G-20, a Venezia storico accordo per tassare le grandi multinazionali
La tassa minima del 15% porterebbe 150 miliardi di entrate aggiuntive
G-20, a Venezia storico accordo per tassare le grandi multinazionali
Una firma storica oggi a Venezia. Nell’ambito del G20 infatti trovato l’ok all’accordo sulla tassa globale alle multinazionali per bloccare il fenomeno dei paradisi fiscali.
Il G-20, che da venerdì riunisce i ministri delle finanze e i governatori delle banche centrali dei membri del gruppo, rappresenta un passo storico nella lotta all'evasione fiscale globale.
La firma e i termini potrebbero ancora variare ma non l’essenza della legge che introduce un'imposta societaria minima di "almeno il 15%" sugli utili delle più grandi aziende mondiali.
L'OCSE ha lavorato per più di sette anni su questo progetto ma solo l’ultimo G7 è stato decisivo per raggiungere un accordo che farà sì che colossi come Amazon, Google o Facebook paghino di più all'erario nei paesi in cui operano.
Joe Biden e il suo segretario al Tesoro, Janet Yellen hanno contribuito notevolmente ad un qualcosa di davvero storico.
Yellen utilizzerà il vertice del G-20 per fare pressione sul resto dei paesi con l'idea di aumentare il tasso fissato ora di un minimo di 15 % . A questa tassa si aggiungerà un sistema di ridistribuzione dei diritti fiscali delle multinazionali, che interesserà gruppi con un fatturato di almeno 20.000 milioni di dollari e un margine di profitto superiore al 10% su scala globale.
La maggior parte di queste multinazionali operano attraverso paradisi fiscali o stati con sistemi fiscali estremamente favorevoli come l'Irlanda. Così pagano tariffe basse dove hanno la sede e non pagano nulla nelle nazioni dove vendono i loro prodotti e fanno tanto business.
La misura, come previsto dall'OCSE, porterebbe circa 150 miliardi di dollari di entrate fiscali aggiuntive. Adesso la regolamentazione attuale disperde ogni anno circa 200.000 milioni dalle casse pubbliche degli Stati.

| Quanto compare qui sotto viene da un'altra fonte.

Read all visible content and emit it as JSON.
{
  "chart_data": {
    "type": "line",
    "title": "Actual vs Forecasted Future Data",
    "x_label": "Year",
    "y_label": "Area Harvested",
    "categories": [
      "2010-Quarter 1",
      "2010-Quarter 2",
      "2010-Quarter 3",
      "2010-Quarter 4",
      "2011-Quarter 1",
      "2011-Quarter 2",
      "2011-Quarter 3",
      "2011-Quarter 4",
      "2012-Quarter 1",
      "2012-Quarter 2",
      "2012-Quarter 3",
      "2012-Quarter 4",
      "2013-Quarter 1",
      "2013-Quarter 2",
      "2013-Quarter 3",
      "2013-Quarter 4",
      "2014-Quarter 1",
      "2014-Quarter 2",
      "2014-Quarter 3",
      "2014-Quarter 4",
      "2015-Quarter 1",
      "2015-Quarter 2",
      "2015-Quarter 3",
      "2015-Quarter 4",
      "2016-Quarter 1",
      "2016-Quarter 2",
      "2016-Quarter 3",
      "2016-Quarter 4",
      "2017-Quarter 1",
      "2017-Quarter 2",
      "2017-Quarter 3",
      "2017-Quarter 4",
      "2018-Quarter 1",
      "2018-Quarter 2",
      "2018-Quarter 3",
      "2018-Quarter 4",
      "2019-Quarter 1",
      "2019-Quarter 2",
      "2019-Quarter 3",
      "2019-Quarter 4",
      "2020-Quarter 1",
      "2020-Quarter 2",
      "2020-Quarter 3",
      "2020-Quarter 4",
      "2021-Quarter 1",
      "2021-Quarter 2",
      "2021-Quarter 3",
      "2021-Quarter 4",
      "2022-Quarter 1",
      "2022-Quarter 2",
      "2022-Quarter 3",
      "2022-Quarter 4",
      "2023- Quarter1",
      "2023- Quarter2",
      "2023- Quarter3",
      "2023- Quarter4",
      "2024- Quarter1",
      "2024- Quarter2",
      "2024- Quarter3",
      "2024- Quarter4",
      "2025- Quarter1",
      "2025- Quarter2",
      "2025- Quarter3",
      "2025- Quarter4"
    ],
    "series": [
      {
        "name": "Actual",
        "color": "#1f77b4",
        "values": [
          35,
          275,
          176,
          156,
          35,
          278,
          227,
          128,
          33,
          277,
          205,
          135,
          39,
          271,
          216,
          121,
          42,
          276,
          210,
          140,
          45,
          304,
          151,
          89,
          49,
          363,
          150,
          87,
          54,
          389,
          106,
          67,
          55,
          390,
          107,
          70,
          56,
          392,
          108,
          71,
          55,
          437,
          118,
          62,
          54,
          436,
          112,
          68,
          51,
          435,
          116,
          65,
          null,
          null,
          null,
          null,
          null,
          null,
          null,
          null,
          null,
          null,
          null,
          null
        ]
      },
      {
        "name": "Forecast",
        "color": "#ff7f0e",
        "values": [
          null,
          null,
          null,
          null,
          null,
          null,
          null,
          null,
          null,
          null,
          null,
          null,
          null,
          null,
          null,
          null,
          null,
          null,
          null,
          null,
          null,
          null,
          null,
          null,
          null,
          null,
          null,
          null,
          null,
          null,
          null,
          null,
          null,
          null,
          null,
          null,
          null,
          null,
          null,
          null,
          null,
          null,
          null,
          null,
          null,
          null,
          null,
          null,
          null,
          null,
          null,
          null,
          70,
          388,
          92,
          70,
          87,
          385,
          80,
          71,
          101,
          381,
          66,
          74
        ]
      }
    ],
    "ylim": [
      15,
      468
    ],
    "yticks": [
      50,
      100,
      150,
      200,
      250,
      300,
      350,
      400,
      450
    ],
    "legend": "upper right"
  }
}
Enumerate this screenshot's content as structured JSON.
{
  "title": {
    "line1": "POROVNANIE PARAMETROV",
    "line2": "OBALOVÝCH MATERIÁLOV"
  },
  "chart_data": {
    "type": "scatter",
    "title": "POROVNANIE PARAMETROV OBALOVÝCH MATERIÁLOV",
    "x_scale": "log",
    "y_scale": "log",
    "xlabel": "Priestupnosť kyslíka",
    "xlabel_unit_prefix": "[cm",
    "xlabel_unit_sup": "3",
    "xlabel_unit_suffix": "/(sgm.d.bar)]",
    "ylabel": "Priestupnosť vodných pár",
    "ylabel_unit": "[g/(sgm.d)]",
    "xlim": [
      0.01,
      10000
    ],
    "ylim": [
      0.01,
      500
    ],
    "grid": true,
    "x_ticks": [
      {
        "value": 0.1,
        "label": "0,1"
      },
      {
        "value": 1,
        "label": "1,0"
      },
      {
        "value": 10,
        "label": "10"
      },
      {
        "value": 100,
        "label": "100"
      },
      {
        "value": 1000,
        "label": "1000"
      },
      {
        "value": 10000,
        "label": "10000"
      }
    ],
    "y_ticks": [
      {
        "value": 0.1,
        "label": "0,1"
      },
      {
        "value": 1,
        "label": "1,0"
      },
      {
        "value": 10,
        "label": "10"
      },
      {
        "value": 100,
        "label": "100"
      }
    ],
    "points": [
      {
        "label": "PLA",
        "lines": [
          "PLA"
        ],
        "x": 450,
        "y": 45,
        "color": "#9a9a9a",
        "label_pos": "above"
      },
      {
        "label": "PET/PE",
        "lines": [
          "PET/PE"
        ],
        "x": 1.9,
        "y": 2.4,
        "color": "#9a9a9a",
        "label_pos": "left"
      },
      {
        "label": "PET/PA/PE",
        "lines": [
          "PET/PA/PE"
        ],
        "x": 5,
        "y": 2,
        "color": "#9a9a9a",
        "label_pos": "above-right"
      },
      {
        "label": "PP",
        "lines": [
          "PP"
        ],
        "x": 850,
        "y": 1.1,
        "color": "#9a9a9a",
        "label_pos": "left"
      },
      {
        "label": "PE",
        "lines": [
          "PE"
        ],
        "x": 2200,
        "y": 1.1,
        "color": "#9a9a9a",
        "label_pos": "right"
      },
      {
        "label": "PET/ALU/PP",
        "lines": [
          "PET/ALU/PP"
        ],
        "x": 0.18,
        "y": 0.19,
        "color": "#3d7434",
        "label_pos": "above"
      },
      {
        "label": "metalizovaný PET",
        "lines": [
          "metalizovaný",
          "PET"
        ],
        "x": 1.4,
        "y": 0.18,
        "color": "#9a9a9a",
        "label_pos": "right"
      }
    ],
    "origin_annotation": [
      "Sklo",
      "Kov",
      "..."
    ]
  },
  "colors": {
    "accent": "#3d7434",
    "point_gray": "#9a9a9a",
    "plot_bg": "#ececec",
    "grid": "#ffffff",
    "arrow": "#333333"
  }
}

L'accordo comprende due misure chiave, definite come primo pilastro e secondo pilastro. Il primo pilastro presuppone che se la multinazionale ha un margine di profitto superiore al 10% con un fatturato superiore a 20.000 milioni, una parte degli utili che supera quel 10% sarà ridistribuita nei paesi in cui opera il gruppo da tassare. Sono esclusi da questo regime i settori finanziario ed estrattivo.
Il secondo pilastro, invece, è un'aliquota minima dell'imposta sulle società di "almeno il 15%" che i paesi possono riscuotere dalle loro multinazionali, con un fatturato superiore a 750 milioni di dollari, se sono tassati a un'aliquota inferiore nei territori dove lavorano.
I paesi che chiedono di aumentare l'imposta minima sulle società, però, sono sempre di più tranne alcuni paesi riluttante come Irlanda, Estonia e Ungheria, che non hanno firmato l'accordo OCSE anche perchè le loro imposte sulle società sono il 9% e il 12,5%. Molto al di sotto della media europea del 22%.